Knowledge of the main discrete and continuous statistical models, probability distributions and their properties, Bayes theorem, linear regression

Teaching methods

Frontal lessons and laboratory activities with R software

Other information

Attendance at classes is strongly recommended. For students with Specific Learning Disorders and/or Disabilities please refer to the we page: http://www.unipg.it/disabilita-e-dsa

Learning verification modality

Ongoing assessments and final oral exam. Laboratory activities are aimed at assessing the student's ability to put into practice the methodologies introduced in class. The final oral exam is intended to assess the level of knowledge and understanding achieved by the student regarding the computational and methodological aspects covered during the course.

Extended program

The course includes a methodological study of advanced statistical methods for Data Science, both in the case of supervised learning (classification and regression) and unsupervised learning (cluster analysis, dimensionality reduction). These methods have been successfully applied in many fields, from finance to economics, from business analytics to social and natural sciences. The methods covered will be introduced starting from real case studies and analyzed using the R software. In detail, the following topics will be covered: - Statistical and machine learning: introduction. - Forecasting vs interpretability. - Supervised vs unsupervised learning. - Classification vs regression. - Evaluation of the accuracy of a statistical model. - Supervised learning: introduction. - Extensions to the linear regression model: model selection and regularization.
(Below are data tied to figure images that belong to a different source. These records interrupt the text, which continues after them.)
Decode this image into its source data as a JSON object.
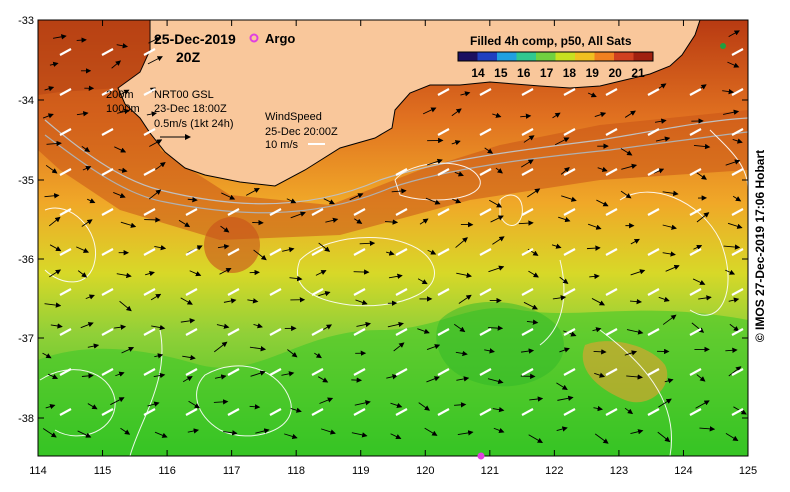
{
  "map": {
    "date": "25-Dec-2019",
    "hour": "20Z",
    "argo_label": "Argo",
    "colorbar_title": "Filled 4h comp, p50, All Sats",
    "colorbar_ticks": [
      "14",
      "15",
      "16",
      "17",
      "18",
      "19",
      "20",
      "21"
    ],
    "colorbar_colors": [
      "#1c1060",
      "#2040c0",
      "#20a0e0",
      "#30c890",
      "#70d040",
      "#c8e020",
      "#f0c020",
      "#f08020",
      "#d04020",
      "#a02010"
    ],
    "depth_labels": [
      "200m",
      "1000m"
    ],
    "current_source": "NRT00 GSL",
    "current_time": "23-Dec 18:00Z",
    "current_scale": "0.5m/s (1kt 24h)",
    "wind_title": "WindSpeed",
    "wind_time": "25-Dec 20:00Z",
    "wind_scale": "10 m/s",
    "credit": "© IMOS 27-Dec-2019 17:06 Hobart",
    "lon_ticks": [
      "114",
      "115",
      "116",
      "117",
      "118",
      "119",
      "120",
      "121",
      "122",
      "123",
      "124",
      "125"
    ],
    "lat_ticks": [
      "-33",
      "-34",
      "-35",
      "-36",
      "-37",
      "-38"
    ],
    "colors": {
      "land": "#f9c79b",
      "argo": "#e040e0",
      "contour": "#ffffff"
    }
  }
}
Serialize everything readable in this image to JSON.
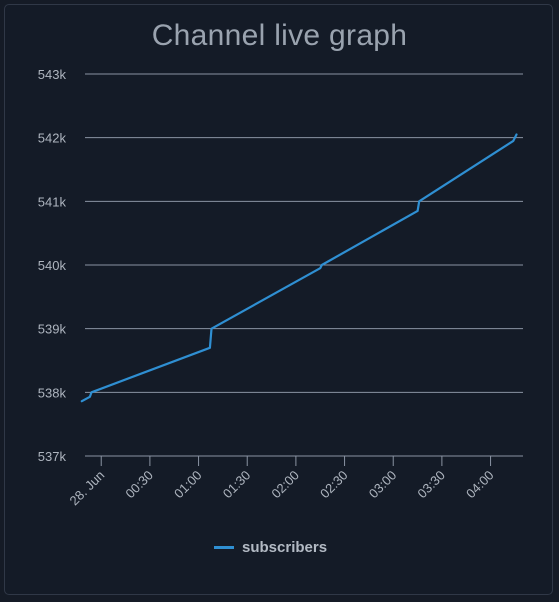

Polynomial regression. - Resampling methods: cross-validation and bootstrap. - Classification: introduction. - Logistic and multinomial model. - Linear and quadratic discriminant analysis. - Gaussian naive Bayes. - Gaussian finite mixture models. - K-nearest neighbor algorithm. - Advanced methods for regression and classification. - Generalized Additive Models. - Artificial neural networks. - Decision trees. - Bagging. - Random forests. - Boosting. - Unsupervised learning: introduction. - Principal component analysis. - Similarity and distance measures. Distance matrix. - Hierarchical methods for cluster analysis. - Non-hierarchical methods (k-means method). - Model-based clustering.